БЕЛОВ. Лесового не видел. А вот русалку тоже не видел,   , хотя есть. У нас в полку прапорщик был — Усачев. Красив до чего, ловок Ну, за девками бегал. Они, конечно, с ним то-се. Пошел на пруд купаться. Ну и шабаш — утопили. ШАЛЯПИН. Так, может, он сам утонул? БЕЛОВ. Ну, нет. Почто ему топиться? Они утопили. А лесовиков много по ночи. Здесь место такое, что лесовые заходят. Вот Феоктист, коновал, надысь ночью шел, так огонь за ним бежал. Он от него, а тут ему по морде как вмажут! Насилу до дому добрался.

ИВАН (своим ленивым голосом). Все врешь. Феоктисту по морде дали в трактире на станции. Он за водку не зап­латил.

БЕЛОВ (огорченно). Ну вот. А мне сказал; лесовик по­потчевал. Верь людям!.

ШАЛЯПИН (Ивану). Теперь ты чего-нибудь соври.

ИВАН (глядя на него в упор). Посля тебя, барин.

ШАЛЯПИН (смешавшись). Что такое?.. Не понимаю!

ИВАН. И понимать нечего. (Медленно цедит из своего стакана.)

ШАЛЯПИН (с какой-то робкой горячностью). Я разве кого обидел? Я сам мужик и завсегда мужика чувствую. Мы, нижегородские, дюже от помещиков настрадались. А один так был, тройку голыми девками запрягал и ездил на них, кнутом погонял.

Мужики переглядываются.

ГЕРАСИМ (качает головой, усмехаясь). У нас такого не бывало.

ИВАН (с неприятным смехом). Неинтересно врешь, барин.

Он встает и вразвалочку направляется к реке.

РАХМАНИНОВ. Нам пора, Федя. Не то упустим рыбу.

 

127. (Натурная съемка.) РЕКА. РАССВЕТ.

От темной воды поднимается туман, где-то за рекой тоскливо кричит коростель... Шаляпин и Рахманинов плы­вут в лодке по течению. Рахманинов регулирует движение лодки шестом. Впереди возникает песчаный обрыв. Рахма­нинов направляет лодку туда. Он останавливается у берега и привязывает лодку к вбитому колу.

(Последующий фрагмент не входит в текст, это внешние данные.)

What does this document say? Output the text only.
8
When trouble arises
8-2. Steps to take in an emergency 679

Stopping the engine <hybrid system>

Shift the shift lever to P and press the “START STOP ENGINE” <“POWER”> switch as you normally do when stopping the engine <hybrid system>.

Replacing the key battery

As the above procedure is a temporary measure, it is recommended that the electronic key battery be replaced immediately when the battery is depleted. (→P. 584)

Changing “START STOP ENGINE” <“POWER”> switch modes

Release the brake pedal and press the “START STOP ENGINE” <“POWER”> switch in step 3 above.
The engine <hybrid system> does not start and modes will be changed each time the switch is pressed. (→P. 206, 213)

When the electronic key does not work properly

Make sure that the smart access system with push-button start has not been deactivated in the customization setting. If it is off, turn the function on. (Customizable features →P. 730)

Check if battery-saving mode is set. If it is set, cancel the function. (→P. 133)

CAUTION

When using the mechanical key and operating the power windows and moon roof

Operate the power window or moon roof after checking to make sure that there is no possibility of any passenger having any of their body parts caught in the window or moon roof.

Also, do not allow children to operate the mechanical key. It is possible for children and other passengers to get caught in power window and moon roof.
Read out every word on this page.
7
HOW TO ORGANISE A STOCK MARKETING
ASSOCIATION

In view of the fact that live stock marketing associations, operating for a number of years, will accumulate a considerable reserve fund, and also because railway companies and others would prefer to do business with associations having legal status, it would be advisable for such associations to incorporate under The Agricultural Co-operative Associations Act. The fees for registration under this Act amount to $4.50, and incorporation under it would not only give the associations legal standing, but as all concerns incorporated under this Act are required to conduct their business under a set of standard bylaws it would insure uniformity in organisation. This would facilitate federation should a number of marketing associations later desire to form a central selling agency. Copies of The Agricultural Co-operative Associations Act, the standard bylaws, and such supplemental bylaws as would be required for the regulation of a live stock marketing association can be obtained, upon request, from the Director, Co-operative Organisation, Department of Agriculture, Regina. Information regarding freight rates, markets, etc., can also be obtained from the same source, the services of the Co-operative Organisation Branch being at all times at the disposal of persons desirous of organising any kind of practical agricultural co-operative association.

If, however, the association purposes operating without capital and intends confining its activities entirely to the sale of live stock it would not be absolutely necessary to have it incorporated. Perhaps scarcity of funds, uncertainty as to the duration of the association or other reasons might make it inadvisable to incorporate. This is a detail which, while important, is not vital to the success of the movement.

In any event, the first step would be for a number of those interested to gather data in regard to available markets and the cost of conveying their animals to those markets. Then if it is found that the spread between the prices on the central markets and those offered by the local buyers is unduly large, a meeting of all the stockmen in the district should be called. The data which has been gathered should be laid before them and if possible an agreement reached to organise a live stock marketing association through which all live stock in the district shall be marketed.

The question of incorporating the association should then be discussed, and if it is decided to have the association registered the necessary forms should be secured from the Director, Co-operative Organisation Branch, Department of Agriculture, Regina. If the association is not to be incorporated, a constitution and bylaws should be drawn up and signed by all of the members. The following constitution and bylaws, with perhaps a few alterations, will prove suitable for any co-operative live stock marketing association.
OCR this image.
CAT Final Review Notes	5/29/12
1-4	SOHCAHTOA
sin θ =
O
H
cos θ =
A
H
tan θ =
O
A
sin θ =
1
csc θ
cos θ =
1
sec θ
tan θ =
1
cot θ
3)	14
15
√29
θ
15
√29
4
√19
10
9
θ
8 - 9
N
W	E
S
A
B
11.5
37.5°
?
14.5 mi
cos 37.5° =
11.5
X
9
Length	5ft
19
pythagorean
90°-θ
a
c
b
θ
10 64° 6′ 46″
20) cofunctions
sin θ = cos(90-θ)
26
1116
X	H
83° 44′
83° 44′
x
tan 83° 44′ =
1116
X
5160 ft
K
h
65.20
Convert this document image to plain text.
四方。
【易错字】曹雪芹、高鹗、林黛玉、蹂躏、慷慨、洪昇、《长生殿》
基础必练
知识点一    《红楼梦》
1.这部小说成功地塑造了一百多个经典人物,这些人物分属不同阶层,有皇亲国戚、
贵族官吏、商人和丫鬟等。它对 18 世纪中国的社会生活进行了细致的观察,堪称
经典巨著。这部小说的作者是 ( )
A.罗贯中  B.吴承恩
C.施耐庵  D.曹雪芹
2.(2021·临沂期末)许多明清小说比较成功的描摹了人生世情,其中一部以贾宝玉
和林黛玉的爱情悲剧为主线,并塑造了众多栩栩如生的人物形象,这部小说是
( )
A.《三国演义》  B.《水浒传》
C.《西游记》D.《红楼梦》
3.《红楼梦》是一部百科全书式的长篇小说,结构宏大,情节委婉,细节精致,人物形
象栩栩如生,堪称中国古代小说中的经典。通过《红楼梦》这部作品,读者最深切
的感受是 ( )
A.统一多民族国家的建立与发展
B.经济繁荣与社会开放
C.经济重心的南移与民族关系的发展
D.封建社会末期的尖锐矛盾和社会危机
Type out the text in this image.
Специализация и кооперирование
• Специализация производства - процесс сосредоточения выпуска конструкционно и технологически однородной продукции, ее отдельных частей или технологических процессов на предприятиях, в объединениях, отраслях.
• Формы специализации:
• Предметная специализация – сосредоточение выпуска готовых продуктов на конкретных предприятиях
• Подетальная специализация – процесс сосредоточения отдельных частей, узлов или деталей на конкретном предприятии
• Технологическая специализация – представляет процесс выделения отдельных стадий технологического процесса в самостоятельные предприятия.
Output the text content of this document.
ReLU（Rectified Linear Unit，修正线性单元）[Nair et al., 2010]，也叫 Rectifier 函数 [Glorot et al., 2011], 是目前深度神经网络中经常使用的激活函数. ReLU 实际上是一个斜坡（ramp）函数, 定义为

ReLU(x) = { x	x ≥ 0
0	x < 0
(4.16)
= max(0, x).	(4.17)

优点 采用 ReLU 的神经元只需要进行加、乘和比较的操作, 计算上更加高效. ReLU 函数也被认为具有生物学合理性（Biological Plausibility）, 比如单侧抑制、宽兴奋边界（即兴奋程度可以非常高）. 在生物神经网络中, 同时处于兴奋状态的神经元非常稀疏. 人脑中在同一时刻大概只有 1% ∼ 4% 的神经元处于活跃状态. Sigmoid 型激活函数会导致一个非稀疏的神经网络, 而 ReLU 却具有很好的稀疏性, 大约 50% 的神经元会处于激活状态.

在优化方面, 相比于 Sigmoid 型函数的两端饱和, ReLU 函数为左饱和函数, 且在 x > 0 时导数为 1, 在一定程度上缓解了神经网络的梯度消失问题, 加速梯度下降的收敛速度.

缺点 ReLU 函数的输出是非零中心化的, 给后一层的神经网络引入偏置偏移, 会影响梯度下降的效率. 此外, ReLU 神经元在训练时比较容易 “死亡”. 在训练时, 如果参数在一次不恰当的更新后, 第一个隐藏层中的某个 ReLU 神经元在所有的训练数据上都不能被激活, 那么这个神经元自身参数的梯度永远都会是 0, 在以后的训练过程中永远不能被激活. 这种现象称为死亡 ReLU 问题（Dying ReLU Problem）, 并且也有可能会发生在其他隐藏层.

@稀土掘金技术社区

РАХМАНИНОВ. Здесь и будем ловить. Хорошее место.

ШАЛЯПИН. Откуда ты взял этого (он кивает в сторо­ну берега) — острожника?

РАХМАНИНОВ. Ивана-то? В доме вырос. А ты угадал. В девятьсот пятом угодил в тюрьму... Тесть его насилу выта­щил.

ШАЛЯПИН. Вот не думал, что твой тесть сочувствует бунтовщикам.

РАХМАНИНОВ. Тут дело романтическое. Он жених нашей горничной Марины. Наташа в ней души не чает.

ШАЛЯПИН (подмаргивает). Только ли Наташа?

РАХМАНИНОВ (разматывает снасти). Глупо, Федя.

ШАЛЯПИН. Вовсе нет. Ты ее случаем, а?..

РАХМАНИНОВ. Что ты за пошляк? (Показывает Ша­ляпину на снасти в руке.) Вот, смотри, надеваешь три зер­нышка на этот маленький крючок. Видишь груз на леске, смотри, как идет поплавок по течению, как только его оку­нет, ты его тихонько подсекай...

ШАЛЯПИН. Нет, брат, этак я никогда не ловил... Я просто сажаю червяка и жду, пока рыба не клюнет.

Рахманинов закидывает свой крючок в воду. Шаляпин, замахиваясь, забрасывает свою удочку. В тишине слышно далекое конское ржание. Шаляпин глядит на поплавок.

ШАЛЯПИН (вполголоса). Вдоль да по речке, вдоль да по Казанке...

Оборачивается к Рахманинову.

ШАЛЯПИН. А этот оглоед опасен, смотри, как бы не подпустил тебе красного петуха. Кто раз в остроге побывал, второго не минует.

Рахманинов, не отвечая, глядит на свой поплавок.

 ШАЛЯПИН (поет).

Вдоль да по речке, речке по Казанке Серый селезень плывет...

РАХМАНИНОВ. На рыбной ловле не поют. Шаляпин замолкает на минуту, потом, бросив на друга короткий взгляд, запевает громче.

ШАЛЯПИН

Речке-е по Каза-анке серый селезень плы-вет!

 РАХМАНИНОВ. Брось ты эту песню, надоело! ШАЛЯПИН (противным голосом).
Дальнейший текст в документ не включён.